Las Cruces, New Mexico

Another way to get a taste of local life and history is with a visit to the New Mexico Farm and Ranch Heritage Museum. This 47 acre (19 ha) museum covers centuries of farming and ranching in the region, with cow milking, blacksmithing, quilting, and water dowsing demonstrations.

The city offers great Mexican and New Mexican cuisine. It also has a host of other dining options including American classics like BBQ and grills, and some international cuisines. There are hotels and motels to match any budget, as well as B&Bs, RV parks, and campgrounds.

El Paso, Texas

El Paso is home to 678,000 people and sits on the border with Mexico. It is a one hour drive south from the Organ Mountains. From the city, top spots to explore in the area include the Franklin Mountains, the Aztec Caves, and the Hueco Tanks State Park & Historic Site with pictographs from early inhabitants.

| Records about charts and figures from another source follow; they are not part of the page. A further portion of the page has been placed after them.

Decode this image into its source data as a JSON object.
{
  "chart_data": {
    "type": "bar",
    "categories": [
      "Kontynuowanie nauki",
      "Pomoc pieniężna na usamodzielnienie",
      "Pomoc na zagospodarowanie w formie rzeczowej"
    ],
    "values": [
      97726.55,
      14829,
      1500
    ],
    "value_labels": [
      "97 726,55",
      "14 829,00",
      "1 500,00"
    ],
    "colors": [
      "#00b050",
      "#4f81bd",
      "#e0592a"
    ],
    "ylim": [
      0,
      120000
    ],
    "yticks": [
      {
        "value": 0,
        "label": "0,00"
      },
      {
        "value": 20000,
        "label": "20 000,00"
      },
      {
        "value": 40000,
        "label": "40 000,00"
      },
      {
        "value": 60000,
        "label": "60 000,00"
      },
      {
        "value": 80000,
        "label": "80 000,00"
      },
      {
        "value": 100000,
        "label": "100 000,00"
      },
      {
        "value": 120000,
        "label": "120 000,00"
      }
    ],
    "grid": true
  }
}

In town, be sure to check out artists and farmers markets for a taste of local life. The city offers a range of cuisines but does Mexican food, steakhouses, BBQ, and grills particularly well. There are affordable hotels and motels for those on a budget, and lovely historic hotels if you’re looking for a fancier stay. Campgrounds and RV parks are located outside the city.